Maybe the news weighed heavily on her. Maybe like all of us, she was strained by entering a third year of COVID. Maybe she was grieving a loss — personal, collective, both — and didn't have energy to humor the intrusion of a stranger’s laughter.
Or maybe I could have been less callous. In this essay, Dr. Sunita Puri writes about collective grief: "Can we feel tragedy together, without an artificial line between those who are ready to move on and those who can’t see a way out?" She advocates for reaching through the connective tissue of loss, even to a stranger, especially if the loss isn’t our own.
While I could have been more sensitive to this woman's presence, I don’t regret having allowed joy — its vibrance, spontaneity — to fill that space. However unstable and frightening the world is, all of us could use the kind of joy that changes, if only for a moment, everything.
If I could revisit the sound of my laughter against the wall of her silence, I’d be less quick to equate her silence with hostility or condescension. I’d let go of the impulse towards defensiveness, the need to feel secure in a momentarily-fraught setting.

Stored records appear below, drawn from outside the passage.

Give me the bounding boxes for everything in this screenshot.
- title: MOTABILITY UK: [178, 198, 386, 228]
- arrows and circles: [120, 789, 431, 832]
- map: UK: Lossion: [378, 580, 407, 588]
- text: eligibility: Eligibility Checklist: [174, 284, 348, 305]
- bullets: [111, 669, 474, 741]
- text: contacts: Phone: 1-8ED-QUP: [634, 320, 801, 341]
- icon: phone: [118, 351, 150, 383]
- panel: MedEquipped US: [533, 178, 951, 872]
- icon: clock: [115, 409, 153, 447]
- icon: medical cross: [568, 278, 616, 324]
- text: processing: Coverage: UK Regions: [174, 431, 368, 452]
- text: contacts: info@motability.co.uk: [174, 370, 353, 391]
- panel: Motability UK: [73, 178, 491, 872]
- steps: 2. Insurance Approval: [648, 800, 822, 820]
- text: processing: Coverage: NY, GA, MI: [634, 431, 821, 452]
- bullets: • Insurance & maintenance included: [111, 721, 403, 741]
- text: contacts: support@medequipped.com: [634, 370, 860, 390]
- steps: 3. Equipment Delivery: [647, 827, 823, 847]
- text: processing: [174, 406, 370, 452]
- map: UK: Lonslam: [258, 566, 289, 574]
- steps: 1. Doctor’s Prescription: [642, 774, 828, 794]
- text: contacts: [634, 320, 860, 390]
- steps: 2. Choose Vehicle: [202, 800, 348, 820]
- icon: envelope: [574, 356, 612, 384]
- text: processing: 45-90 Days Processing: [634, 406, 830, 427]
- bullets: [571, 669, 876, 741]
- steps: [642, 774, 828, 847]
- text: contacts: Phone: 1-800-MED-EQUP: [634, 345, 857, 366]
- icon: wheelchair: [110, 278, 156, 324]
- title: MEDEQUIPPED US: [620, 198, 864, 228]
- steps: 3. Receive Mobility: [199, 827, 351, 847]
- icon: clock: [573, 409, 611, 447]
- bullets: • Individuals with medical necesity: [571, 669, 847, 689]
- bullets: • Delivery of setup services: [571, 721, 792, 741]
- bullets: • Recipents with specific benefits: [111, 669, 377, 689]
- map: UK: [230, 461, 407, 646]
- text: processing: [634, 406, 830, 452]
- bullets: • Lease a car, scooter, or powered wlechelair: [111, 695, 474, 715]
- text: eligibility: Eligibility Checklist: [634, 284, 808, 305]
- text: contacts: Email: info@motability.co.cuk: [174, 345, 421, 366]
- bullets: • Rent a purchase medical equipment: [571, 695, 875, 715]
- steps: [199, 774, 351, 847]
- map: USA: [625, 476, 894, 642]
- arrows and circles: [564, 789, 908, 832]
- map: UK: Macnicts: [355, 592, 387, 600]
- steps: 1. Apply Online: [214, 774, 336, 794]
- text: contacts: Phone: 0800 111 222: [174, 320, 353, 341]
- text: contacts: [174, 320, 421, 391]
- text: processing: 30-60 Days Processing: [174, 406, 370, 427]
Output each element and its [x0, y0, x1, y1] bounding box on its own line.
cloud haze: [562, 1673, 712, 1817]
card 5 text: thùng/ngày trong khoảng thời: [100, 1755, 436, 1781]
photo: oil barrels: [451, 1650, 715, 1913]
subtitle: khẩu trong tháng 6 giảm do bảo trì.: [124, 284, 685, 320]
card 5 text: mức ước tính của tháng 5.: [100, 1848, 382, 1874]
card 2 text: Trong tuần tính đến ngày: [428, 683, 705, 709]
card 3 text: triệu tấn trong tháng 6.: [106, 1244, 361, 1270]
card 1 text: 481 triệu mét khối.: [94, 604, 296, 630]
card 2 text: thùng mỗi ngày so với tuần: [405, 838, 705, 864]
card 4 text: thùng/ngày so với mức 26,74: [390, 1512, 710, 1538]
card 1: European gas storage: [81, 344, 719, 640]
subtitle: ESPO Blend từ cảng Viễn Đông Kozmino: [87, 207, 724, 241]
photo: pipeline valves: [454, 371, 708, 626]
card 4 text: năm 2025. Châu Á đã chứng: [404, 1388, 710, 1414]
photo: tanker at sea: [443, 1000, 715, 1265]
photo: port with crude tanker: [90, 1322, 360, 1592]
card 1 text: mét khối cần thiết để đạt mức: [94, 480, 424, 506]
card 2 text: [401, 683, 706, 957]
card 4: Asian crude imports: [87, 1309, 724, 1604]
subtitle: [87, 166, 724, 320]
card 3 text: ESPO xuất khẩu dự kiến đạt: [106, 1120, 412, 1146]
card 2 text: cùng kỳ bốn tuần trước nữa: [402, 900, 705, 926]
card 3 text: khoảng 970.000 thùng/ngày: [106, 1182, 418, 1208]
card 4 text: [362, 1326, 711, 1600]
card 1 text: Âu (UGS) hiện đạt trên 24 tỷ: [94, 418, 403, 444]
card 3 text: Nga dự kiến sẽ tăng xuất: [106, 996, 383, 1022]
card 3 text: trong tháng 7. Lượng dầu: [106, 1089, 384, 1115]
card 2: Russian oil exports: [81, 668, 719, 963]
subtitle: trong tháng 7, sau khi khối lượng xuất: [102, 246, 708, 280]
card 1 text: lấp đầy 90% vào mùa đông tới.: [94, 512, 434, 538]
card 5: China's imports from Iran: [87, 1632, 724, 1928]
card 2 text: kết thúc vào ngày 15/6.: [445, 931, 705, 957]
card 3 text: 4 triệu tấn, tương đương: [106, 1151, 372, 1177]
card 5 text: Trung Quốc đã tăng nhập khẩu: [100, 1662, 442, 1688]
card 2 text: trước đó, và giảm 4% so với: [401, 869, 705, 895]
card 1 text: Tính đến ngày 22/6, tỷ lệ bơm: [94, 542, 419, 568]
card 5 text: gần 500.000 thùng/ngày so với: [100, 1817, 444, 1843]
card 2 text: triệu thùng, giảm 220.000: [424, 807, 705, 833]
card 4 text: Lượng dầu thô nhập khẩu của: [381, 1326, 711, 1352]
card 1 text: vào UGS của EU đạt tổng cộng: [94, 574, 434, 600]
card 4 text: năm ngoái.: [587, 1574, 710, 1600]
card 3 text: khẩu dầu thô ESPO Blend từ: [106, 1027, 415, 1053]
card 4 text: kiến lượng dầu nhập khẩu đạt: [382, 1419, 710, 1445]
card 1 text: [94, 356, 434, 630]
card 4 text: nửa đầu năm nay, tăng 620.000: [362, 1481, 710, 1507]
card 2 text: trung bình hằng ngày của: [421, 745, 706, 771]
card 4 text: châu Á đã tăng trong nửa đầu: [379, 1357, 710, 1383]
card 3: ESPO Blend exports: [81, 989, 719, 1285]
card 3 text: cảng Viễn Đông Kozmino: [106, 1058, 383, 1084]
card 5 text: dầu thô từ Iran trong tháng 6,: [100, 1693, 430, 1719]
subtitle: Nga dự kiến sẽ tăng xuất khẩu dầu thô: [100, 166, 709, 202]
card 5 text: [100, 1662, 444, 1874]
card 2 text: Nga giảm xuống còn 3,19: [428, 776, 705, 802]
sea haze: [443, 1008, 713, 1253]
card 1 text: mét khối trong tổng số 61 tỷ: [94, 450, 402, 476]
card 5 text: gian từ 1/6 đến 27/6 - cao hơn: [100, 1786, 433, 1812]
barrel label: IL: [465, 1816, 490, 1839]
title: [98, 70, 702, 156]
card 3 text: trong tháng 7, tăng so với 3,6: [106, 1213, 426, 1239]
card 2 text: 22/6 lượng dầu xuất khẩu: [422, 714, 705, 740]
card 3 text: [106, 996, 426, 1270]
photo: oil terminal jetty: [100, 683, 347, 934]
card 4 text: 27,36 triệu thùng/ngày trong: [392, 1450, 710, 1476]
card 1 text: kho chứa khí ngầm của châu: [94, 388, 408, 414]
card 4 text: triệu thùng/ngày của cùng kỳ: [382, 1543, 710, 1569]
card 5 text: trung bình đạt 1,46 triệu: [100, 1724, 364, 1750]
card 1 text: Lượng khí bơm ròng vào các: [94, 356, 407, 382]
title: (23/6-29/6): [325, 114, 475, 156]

We're so quick to project walls between ourselves and others, something like this will happen again. When it does, I hope to draw more from what working in food service taught me. For one, to speak with kindness even when it's the last thing I want to do — not out of submissiveness, but out of compassion. For another, to see customers the way I want them to see me — as carrying a thousand invisible burdens, but still capable of sharing deep, expansive joy — the kind that changes, if only for a moment, everything.